Targeting the receptor tyrosine kinase RET in combination with aromatase inhibitors in ER positive breast cancer xenografts
- Oncotarget. 2016 Dec 6;7(49):80543-80553. doi: 10.18632/oncotarget.11826.
- 1. Department of Experimental and Clinical Biomedical Sciences, University of Florence, Florence, Italy.
- 2. The Breast Cancer Now Toby Robins Research Centre, The Institute of Cancer Research, London, United Kingdom.
- 3. Current address: Department of Clinical Research, Radiation Oncology Laboratory, University of Bern, Bern, Switzerland.

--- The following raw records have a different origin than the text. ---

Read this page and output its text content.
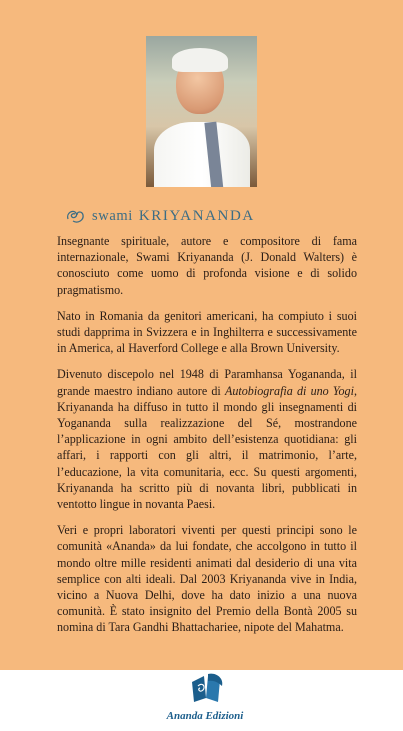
swami KRIYANANDA

Insegnante spirituale, autore e compositore di fama internazionale, Swami Kriyananda (J. Donald Walters) è conosciuto come uomo di profonda visione e di solido pragmatismo.

Nato in Romania da genitori americani, ha compiuto i suoi studi dapprima in Svizzera e in Inghilterra e successivamente in America, al Haverford College e alla Brown University.

Divenuto discepolo nel 1948 di Paramhansa Yogananda, il grande maestro indiano autore di Autobiografia di uno Yogi, Kriyananda ha diffuso in tutto il mondo gli insegnamenti di Yogananda sulla realizzazione del Sé, mostrandone l’applicazione in ogni ambito dell’esistenza quotidiana: gli affari, i rapporti con gli altri, il matrimonio, l’arte, l’educazione, la vita comunitaria, ecc. Su questi argomenti, Kriyananda ha scritto più di novanta libri, pubblicati in ventotto lingue in novanta Paesi.

Veri e propri laboratori viventi per questi principi sono le comunità «Ananda» da lui fondate, che accolgono in tutto il mondo oltre mille residenti animati dal desiderio di una vita semplice con alti ideali. Dal 2003 Kriyananda vive in India, vicino a Nuova Delhi, dove ha dato inizio a una nuova comunità. È stato insignito del Premio della Bontà 2005 su nomina di Tara Gandhi Bhattachariee, nipote del Mahatma.

Ananda Edizioni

- 4. Current address: The Francis Crick Institute, Mill Hill Laboratory, The Ridgeway, London, United Kingdom.
- 5. Tuscany Tumor Institute (ITT) and Excellence Centre for Research, Transfer and High Education DenoTHE, Florence, Italy.
The majority of breast cancers are Estrogen receptor positive (ER+). Blockade of estrogen biosynthesis by aromatase inhibitors (AIs) is the first-line endocrine therapy for post-menopausal women with ER+ breast cancers. However, AI resistance remains a major challenge. We have demonstrated previously that increased GDNF/RET signaling in ER+ breast cancers promotes AI resistance. Here we investigated the efficacy of different small molecule RET kinase inhibitors, sunitinib, cabozantinib, NVP-BBT594 and NVP-AST487, and the potential of combining a RET Inhibitor with the AI letrozole in ER+ breast cancers. The most effective inhibitor identified, NVP-AST487, suppressed GDNF-stimulated RET downstream signaling and 3D tumor spheroid growth. Ovariectomized mice were inoculated with ER+ aromatase-overexpressing MCF7-AROM1 cells and treated with letrozole, NVP-AST487 or the two drugs in combination. Surprisingly, the three treatment regimens showed similar efficacy in impairing MCF7-AROM1 tumor growth in vivo. However in vitro, NVP-AST487 was superior to letrozole in inhibiting the GDNF-induced motility and tumor spheroid growth of MCF7-AROM1 cells and required in combination with letrozole to inhibit GDNF-induced motility in BT474-AROM3 aromatase expressing cells. These data indicate that inhibiting RET is as effective as the current therapeutic regimen of AI therapy but that a combination treatment may delay Cancer cell dissemination and metastasis.